Des armées « interopérables » et un fonds de 500 milliards : voilà comment l’UE envisage une défense commune

Alexis Tremblay
Alexis Tremblay

« Accroître notre sécurité nécessite une base économique solide. » C’est ce que l’on lit dans le chapitre sur la défense de l’agenda stratégique 2024-2029 approuvé par les dirigeants des 27 États membres, sorte de programme de travail pour les cinq prochaines années de l’UE. La présidente de la Commission européenne, Ursula von der Leyen, a précisé à combien s’élèverait cette « base solide » : 500 milliards d’euros.

Le chef de l’exécutif a déclaré cela à la table du sommet de l’UE, lors de la chaude journée des nominations. Et cela est apparu aux yeux de tous comme une volonté de réunir des liquidités par anticipation en vue de sa réélection à la tête de l’exécutif bruxellois.
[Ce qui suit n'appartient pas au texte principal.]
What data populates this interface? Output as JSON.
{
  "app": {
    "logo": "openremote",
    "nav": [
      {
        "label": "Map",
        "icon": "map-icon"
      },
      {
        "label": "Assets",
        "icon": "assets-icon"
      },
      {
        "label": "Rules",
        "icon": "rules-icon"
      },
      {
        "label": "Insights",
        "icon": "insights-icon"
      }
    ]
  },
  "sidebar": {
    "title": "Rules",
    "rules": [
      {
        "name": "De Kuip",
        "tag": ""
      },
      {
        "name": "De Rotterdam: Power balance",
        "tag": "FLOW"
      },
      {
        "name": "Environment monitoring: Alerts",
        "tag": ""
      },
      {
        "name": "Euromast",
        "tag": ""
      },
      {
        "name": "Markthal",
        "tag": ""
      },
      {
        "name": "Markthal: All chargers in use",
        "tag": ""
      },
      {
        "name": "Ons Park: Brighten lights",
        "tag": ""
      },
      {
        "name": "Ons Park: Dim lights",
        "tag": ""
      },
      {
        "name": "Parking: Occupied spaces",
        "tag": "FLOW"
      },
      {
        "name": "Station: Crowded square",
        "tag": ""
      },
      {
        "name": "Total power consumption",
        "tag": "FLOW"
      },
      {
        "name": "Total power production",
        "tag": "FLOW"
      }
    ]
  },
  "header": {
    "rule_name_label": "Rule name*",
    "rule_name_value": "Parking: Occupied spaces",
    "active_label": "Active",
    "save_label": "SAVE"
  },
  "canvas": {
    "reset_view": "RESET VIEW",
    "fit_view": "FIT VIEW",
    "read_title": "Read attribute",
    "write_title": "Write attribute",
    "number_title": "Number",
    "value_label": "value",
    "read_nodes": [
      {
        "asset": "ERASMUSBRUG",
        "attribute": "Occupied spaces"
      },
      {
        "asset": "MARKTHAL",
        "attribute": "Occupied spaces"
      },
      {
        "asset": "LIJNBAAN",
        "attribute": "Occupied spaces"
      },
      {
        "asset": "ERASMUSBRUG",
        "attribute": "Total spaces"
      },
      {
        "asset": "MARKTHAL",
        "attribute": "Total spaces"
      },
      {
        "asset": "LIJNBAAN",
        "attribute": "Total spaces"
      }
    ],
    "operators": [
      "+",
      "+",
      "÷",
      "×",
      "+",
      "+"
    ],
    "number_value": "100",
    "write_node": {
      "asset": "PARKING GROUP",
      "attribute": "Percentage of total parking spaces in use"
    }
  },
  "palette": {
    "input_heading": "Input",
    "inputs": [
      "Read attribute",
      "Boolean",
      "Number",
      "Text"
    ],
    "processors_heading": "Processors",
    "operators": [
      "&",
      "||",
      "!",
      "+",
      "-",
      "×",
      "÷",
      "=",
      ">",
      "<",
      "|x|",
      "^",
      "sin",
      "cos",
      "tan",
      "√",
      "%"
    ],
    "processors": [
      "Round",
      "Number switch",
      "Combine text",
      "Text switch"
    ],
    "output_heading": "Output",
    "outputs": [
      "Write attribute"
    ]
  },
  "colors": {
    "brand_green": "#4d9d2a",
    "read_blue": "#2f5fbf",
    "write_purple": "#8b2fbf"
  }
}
La question des ressources est par ailleurs centrale pour mettre en œuvre le projet d’une défense commune de l’Europe qui surmonte les faiblesses actuelles du bloc face aux menaces venant de l’extérieur, notamment de la Russie.

Sur la nécessité d’aborder ces questions critiques, l’accord est (presque) total parmi les 27 : dans le texte de l’agenda stratégique de défense, les déclarations d’intention restent vagues, mais donnent néanmoins une indication sur la direction que pourrait prendre la défense. . ‘UE. « Nous améliorerons l’interopérabilité entre les forces armées européennes – lit-on – Nous améliorerons de toute urgence les conditions nécessaires au développement de l’industrie européenne de la défense en créant un marché européen de la défense mieux intégré et en promouvant les achats conjoints ». À l’avenir, poursuit l’agenda, « nous investirons beaucoup plus et mieux ensemble, nous réduirons nos dépendances stratégiques, nous élargirons nos capacités et nous renforcerons par conséquent la base industrielle et technologique de défense européenne ».

Toutefois, pour réaliser tout cela, outre la volonté politique, il faut de l’argent. Dans le budget communautaire actuel, 11,5 milliards d’euros sont prévus jusqu’en 2027 pour la sécurité et la défense, et près de 11 milliards d’euros pour le Fonds européen de défense. La proposition de Von der Leyen consisterait à multiplier ces fonds par 20. Comment ? Sur la table des discussions se trouve la création d’un fonds basé sur le modèle du plan de relance, c’est-à-dire alimenté par l’émission d’obligations européennes. Von der Leyen, la France et les pays baltes le soutiennent. Mais ce projet se heurte au veto des pays frugaux, à commencer par la Hollande. Dans le texte de l’ordre du jour, il n’y a aucune référence aux obligations, mais dans un autre passage l’engagement d’augmenter les « ressources propres » de l’UE est réitéré, c’est-à-dire les ressources que Bruxelles reçoit directement sans passer par les États membres. Des fonds qui pourraient servir à rembourser les obligations.